L’agression contre les idoles, tournant du récit de Magellan de Lav Diaz.

Le film de Lav Diaz et celui de Kleber Mendonça Filho empruntent des voies somptueuses de fiction cinématographiques pour inscrire des épisodes sombres de l’histoire de leurs pays dans le présent.

Ce sont deux grands cinéastes venus de ce qu’il est désormais convenu d’appeler «le Sud global» –en français facile: ni européens ni nord-américains. Ils ont dominé la journée du dimanche, juste avant l’entrée du festival dans sa deuxième partie.

Bref aparté: jusqu’en 2017, le festival de Cannes commençait un mercredi de mai et se terminait le dimanche, selon une trajectoire à peu près continue. À partir de 2018, il a commencé le mardi pour s’achever le samedi, décision qui ne manquait pas de bonnes raisons, dont le fait de laisser le dimanche libre au sortir du marathon.

Cette modification en apparence minime a en fait profondément modifié le vécu de la manifestation par celles et ceux qui y participent. De manière imprévue, elle a coupé son déroulement en deux, il y a désormais une «première semaine», le weekend clôturant la phase la plus glamour, celle où il y a la concentration maximum de stars hollywoodiennes.

À partir du lundi, la «deuxième semaine», pas moins riche sur le plan cinéphile, l’est beaucoup moins sur le plan de l’éclat médiatique, beaucoup de gens commencent à faire leurs valises, il y a moins de monde dans les restaurants, moins d’équipes de télé du monde entier, etc.

Et donc ce dimanche était aussi, en compétition officielle, le jour de deux grosses productions étatsuniennes, The Phoenician Scheme de Wes Anderson, copie conforme des enfantillages luxueux de ce réalisateur depuis ses débuts, et Die, My Love de Lynne Ramsay, nouvelle complaisante plongée dans la psyché malade de l’Amérique, embarrassant d’inintérêt.

Mais, donc, magnifiques ouvertures à la deuxième semaine, un immense cinéaste à l’œuvre déjà considérable, assez peu présent à Cannes malgré sa filmographie nourrie, le Philippin Lav Diaz, et l’une des rares figures reconnues du cinéma brésilien, Kleber Mendonça Filho, qui a lui été régulièrement accueilli sur la Croisette, où on a notamment découvert le formidable Bacurau en 2019.
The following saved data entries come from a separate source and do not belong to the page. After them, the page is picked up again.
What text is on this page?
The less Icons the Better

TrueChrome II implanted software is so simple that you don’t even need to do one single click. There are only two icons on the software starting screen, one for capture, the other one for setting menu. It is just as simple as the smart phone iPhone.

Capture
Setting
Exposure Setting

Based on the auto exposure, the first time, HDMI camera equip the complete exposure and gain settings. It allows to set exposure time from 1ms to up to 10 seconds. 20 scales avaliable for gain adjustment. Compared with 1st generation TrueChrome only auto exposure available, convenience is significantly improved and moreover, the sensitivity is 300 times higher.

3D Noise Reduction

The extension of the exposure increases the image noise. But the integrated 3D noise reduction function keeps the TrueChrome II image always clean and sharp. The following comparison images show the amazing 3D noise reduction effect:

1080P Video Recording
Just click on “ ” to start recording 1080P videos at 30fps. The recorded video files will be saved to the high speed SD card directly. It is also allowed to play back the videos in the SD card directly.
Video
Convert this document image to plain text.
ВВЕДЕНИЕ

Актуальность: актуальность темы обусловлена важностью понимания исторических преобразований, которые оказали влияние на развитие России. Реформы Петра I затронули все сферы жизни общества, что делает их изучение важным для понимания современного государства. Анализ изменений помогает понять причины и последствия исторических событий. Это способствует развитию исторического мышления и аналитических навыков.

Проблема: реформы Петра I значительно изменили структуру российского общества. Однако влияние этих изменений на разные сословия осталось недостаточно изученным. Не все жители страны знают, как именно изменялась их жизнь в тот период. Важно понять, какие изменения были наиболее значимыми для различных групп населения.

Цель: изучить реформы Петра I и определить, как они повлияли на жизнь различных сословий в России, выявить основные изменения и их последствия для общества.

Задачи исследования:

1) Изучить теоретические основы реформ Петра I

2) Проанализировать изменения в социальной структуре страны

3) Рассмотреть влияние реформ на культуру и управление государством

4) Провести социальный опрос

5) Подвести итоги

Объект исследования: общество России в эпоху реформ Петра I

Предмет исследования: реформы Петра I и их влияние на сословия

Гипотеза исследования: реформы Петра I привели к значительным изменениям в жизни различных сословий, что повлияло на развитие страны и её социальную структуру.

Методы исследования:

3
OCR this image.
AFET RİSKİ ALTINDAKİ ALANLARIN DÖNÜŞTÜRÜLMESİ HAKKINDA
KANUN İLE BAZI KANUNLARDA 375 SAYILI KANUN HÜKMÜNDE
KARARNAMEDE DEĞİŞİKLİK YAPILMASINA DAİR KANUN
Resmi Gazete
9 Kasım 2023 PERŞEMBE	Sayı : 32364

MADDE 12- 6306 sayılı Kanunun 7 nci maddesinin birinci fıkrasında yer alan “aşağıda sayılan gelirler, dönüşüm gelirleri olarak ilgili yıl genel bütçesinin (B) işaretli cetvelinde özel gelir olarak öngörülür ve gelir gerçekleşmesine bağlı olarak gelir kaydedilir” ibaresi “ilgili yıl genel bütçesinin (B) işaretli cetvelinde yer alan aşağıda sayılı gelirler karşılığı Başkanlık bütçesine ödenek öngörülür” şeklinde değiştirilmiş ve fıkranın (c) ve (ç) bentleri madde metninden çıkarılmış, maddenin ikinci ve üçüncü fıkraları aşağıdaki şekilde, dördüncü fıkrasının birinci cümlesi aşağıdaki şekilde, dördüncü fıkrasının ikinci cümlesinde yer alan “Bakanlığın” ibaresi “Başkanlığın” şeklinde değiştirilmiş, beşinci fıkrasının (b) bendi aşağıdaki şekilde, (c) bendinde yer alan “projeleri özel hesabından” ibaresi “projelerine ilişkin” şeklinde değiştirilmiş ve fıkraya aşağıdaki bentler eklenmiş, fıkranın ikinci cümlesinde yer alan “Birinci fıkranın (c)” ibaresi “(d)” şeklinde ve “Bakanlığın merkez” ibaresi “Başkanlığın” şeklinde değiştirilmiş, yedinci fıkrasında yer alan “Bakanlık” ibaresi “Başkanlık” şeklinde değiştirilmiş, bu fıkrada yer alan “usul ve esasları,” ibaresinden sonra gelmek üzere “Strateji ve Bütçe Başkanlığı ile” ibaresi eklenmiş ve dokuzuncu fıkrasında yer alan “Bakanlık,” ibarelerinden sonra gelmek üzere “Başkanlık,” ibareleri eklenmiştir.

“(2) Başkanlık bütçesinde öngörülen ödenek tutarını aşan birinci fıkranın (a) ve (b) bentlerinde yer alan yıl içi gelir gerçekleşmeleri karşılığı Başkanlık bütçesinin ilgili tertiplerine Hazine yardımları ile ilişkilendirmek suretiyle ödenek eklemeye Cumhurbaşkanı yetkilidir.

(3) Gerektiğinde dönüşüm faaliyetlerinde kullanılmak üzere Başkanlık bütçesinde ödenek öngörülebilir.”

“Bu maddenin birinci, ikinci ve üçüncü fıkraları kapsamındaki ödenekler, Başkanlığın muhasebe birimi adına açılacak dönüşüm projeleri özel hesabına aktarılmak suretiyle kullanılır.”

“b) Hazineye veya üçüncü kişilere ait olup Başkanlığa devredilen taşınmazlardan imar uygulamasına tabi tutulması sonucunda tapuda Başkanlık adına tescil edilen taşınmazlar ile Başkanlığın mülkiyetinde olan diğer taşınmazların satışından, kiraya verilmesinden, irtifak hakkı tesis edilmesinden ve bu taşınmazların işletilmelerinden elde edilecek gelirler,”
Qu’il s’agisse de Magellan (présenté dans la section Cannes Première) ou de L’Agent secret (en compétition), chacun des deux déploie les ressources de partis pris stylistiques affirmés pour évoquer un événement historique marquant de son pays.

Ce sera un thriller aux franges du fantastique pour Kleber Mendonça évoquant la dictature militaire à la fin des années 1970, une chronique en vignettes apparemment hiératiques et incandescentes de beauté chez Lav Diaz pour conter la tentative ratée de prise de possession et de conversion au catholicisme d’îles des Philippines par le navigateur portugais Fernão de Magalhães, que les Français appellent Magellan.

«Magellan» de Lav Diaz

Des îles qui seront bientôt appelées Moluques par leurs envahisseurs venus de la péninsule ibérique, on voit d’abord les habitants d’origine, selon ce qui relève davantage d’une imagerie de paradis perdu que d’une description précise de l’organisation des sultanats qui en contrôlaient le pouvoir.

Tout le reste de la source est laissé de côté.